I've never made a fortune in real estate and had my own primetime network television show...but has Donald Trump ever solved the Rubik's Cube?
I've never won an Academy Award, or even acted in a major motion picture...but has Tom Hanks ever played a horn solo in front of the parade crowd at the World's Fair?
I've never owned the definitive men's magazine and had countless, naked blondes at my beck and call...but has Hugh Hefner ever known the love of the finest woman Canada has to offer?
Those are just silly examples, but you get the point, I hope. There's no use in sitting around and fretting about all the things we've never done. Put yourself in the shoes of someone rich and famous and think about all the things they've never done, and probably never will do. You may not have their life, but then again, they don't have your life. Just because we haven't been around the moon three times and back, are our lives really so uneventful or meaningless? Think about it like that, and I'm sure you'll feel a little better...
...and if you don't, well then, get off your ass and get out there and do something!

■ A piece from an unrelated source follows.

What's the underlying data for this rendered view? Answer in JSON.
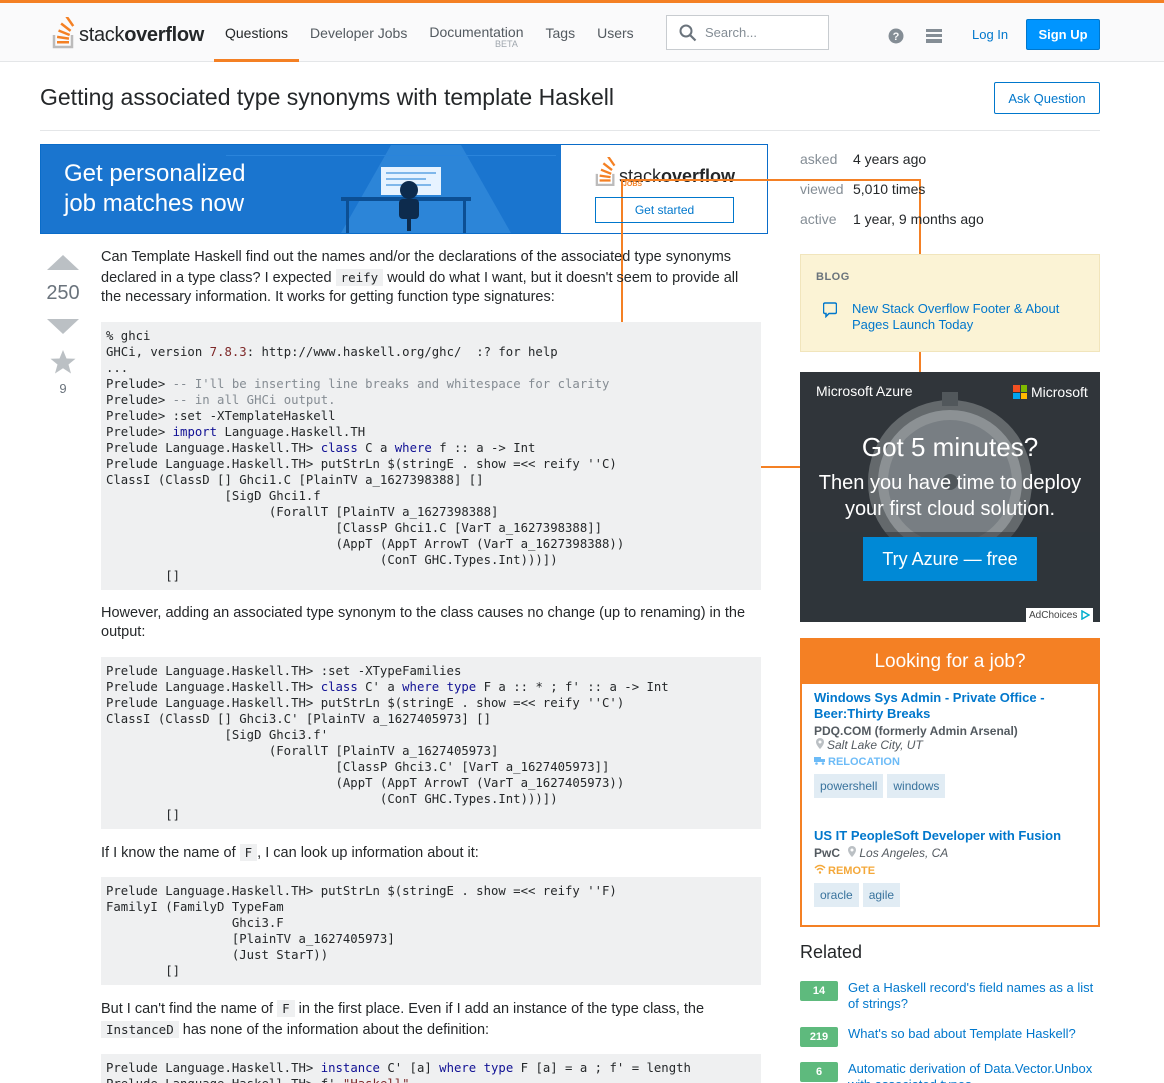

I'm free...want to go to New York?
;-)
6 Comments:
A most excellent point (as always... damn if you're not turning out to be one of the wisest folk I know!) Each of us get (1) one lifetime, in order to (2) tell our own story. It's no one else's story. Bill Gates can't buy, and Dubya can't commandeer, my life story. It's me, the thread I weave through the tapestry of space-time, all mine. And, though filled with as many foibles and follies as Gates and Bush's stories, it's also filled with enough special joys and little pleasures that I can't regret it (well, not too much... there's always room for a little "if only...")
Don't let assertion (1) become an argument against reincarnation. I don't believe in it, but even if it's so, we get this particular one life to tell this particular one life's story, so the point's still valid.
Keep feedin' me wisdom, Brother Jimmy!
The last time I saw one particular person from my past, she asked me if I had any regrets, or if I would have done anything differently. I answered no to both, as did she. It was each of us telling the other that there was enough good to make it all worth while. (After thinking about it later, I actually came to the conclusion that I did have some regrets and I would have done some things differently in the hopes that things would have gone differently, for the better, than they did.)
Yes… We are the sum of our experiences. For better, or for worse, we are defined by what we have done, or not done, in our life. Some people will be considered greater than others, and some will not be considered at all. There will be those of us who will despise their experiences in life, where others will revel in them. Ultimately, it is up to each of us to decide what our life means. Has it been a good one, a bad one, a neutral one…? Only I can answer that for myself…
Never been to New York myself either when are we going?
I've done New York, so I'll set this trip out... But, I'd love to get back to Boston...
Count me in on Boston: MIT, Harvard Divinity School, and enough American history to make a grown man weep...
And don't forget the Science Museum... The last time I was there, they had a fully functional Tesla Coil and cage like one he used in Colorado.